Market Outlook and Conclusions
Based on the comprehensive market analysis, several key conclusions emerge:
1. Unprecedented Value Growth: Westport property values have reached historic highs, with current average sale prices 66% above pre-pandemic levels and 59% higher than the pre-2008 recession peak.
2. Structural Market Shift: The fundamental relationship between buyers and sellers has transformed, with sellers now consistently achieving above-asking prices – a pattern that was rare before 2021.
3. Supply-Demand Imbalance: Despite reduced transaction volume, the continued decrease in days on market indicates persistent inventory shortages relative to demand.
4. Market Velocity: Properties are selling more quickly than at any point in the past 19 years, with current average days on market at just 40-42 days, compared to the historical average of approximately 100 days.
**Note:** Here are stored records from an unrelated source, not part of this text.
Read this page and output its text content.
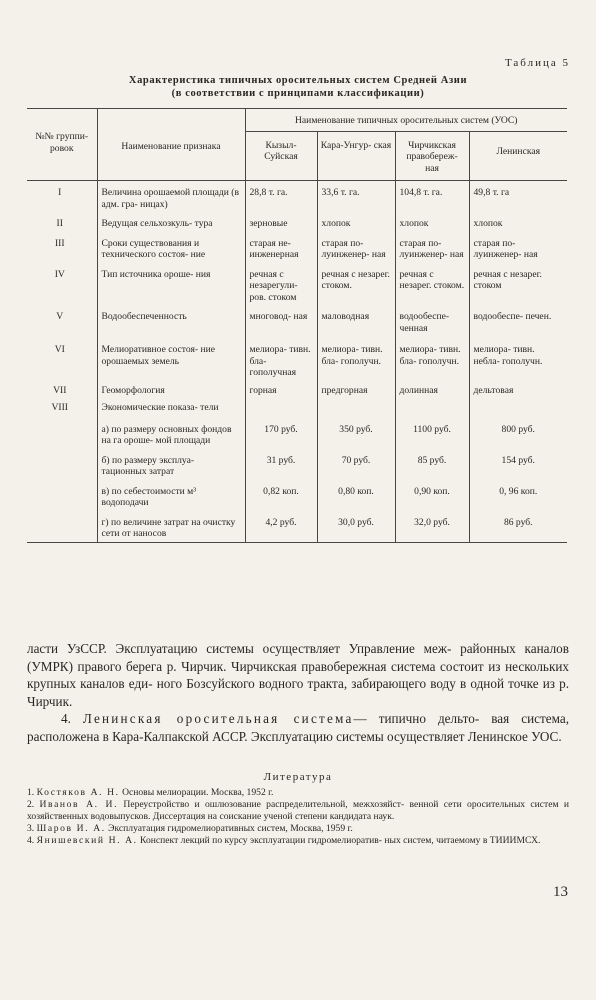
Таблица 5
Характеристика типичных оросительных систем Средней Азии
(в соответствии с принципами классификации)
№№ группи- ровок	Наименование признака	Наименование типичных оросительных систем (УОС)			
		Кызыл- Суйская	Кара-Унгур- ская	Чирчикская правобереж- ная	Ленинская
I	Величина орошаемой площади (в адм. гра- ницах)	28,8 т. га.	33,6 т. га.	104,8 т. га.	49,8 т. га
II	Ведущая сельхозкуль- тура	зерновые	хлопок	хлопок	хлопок
III	Сроки существования и технического состоя- ние	старая не- инженерная	старая по- луинженер- ная	старая по- луинженер- ная	старая по- луинженер- ная
IV	Тип источника ороше- ния	речная с незарегули- ров. стоком	речная с незарег. стоком.	речная с незарег. стоком.	речная с незарег. стоком
V	Водообеспеченность	многовод- ная	маловодная	водообеспе- ченная	водообеспе- печен.
VI	Мелиоративное состоя- ние орошаемых земель	мелиора- тивн. бла- гополучная	мелиора- тивн. бла- гополучн.	мелиора- тивн. бла- гополучн.	мелиора- тивн. небла- гополучн.
VII	Геоморфология	горная	предгорная	долинная	дельтовая
VIII	Экономические показа- тели				
	а) по размеру основных фондов на га ороше- мой площади	170 руб.	350 руб.	1100 руб.	800 руб.
	б) по размеру эксплуа- тационных затрат	31 руб.	70 руб.	85 руб.	154 руб.
	в) по себестоимости м³ водоподачи	0,82 коп.	0,80 коп.	0,90 коп.	0, 96 коп.
	г) по величине затрат на очистку сети от наносов	4,2 руб.	30,0 руб.	32,0 руб.	86 руб.

ласти УзССР. Эксплуатацию системы осуществляет Управление меж- районных каналов (УМРК) правого берега р. Чирчик. Чирчикская правобережная система состоит из нескольких крупных каналов еди- ного Бозсуйского водного тракта, забирающего воду в одной точке из р. Чирчик.

4. Ленинская оросительная система— типично дельто- вая система, расположена в Кара-Калпакской АССР. Эксплуатацию системы осуществляет Ленинское УОС.

Литература
1. Костяков А. Н. Основы мелиорации. Москва, 1952 г.
2. Иванов А. И. Переустройство и ошлюзование распределительной, межхозяйст- венной сети оросительных систем и хозяйственных водовыпусков. Диссертация на соискание ученой степени кандидата наук.
3. Шаров И. А. Эксплуатация гидромелиоративных систем, Москва, 1959 г.
4. Янишевский Н. А. Конспект лекций по курсу эксплуатации гидромелиоратив- ных систем, читаемому в ТИИИМСХ.
13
5. Premium Market Resilience: Westport’s high-end market has demonstrated remarkable resilience through multiple economic cycles, with particularly strong performance during and after the pandemic.
Looking ahead to the remainder of 2025, early data suggests continued price strength despite transaction volume constraints. While the 2025 Q1 data shows only 44 sales, this represents typical seasonal patterns rather than a significant market shift. Prospective buyers should be prepared for a highly competitive environment, while sellers continue to benefit from favorable market conditions that have now extended beyond the initial post-pandemic boom.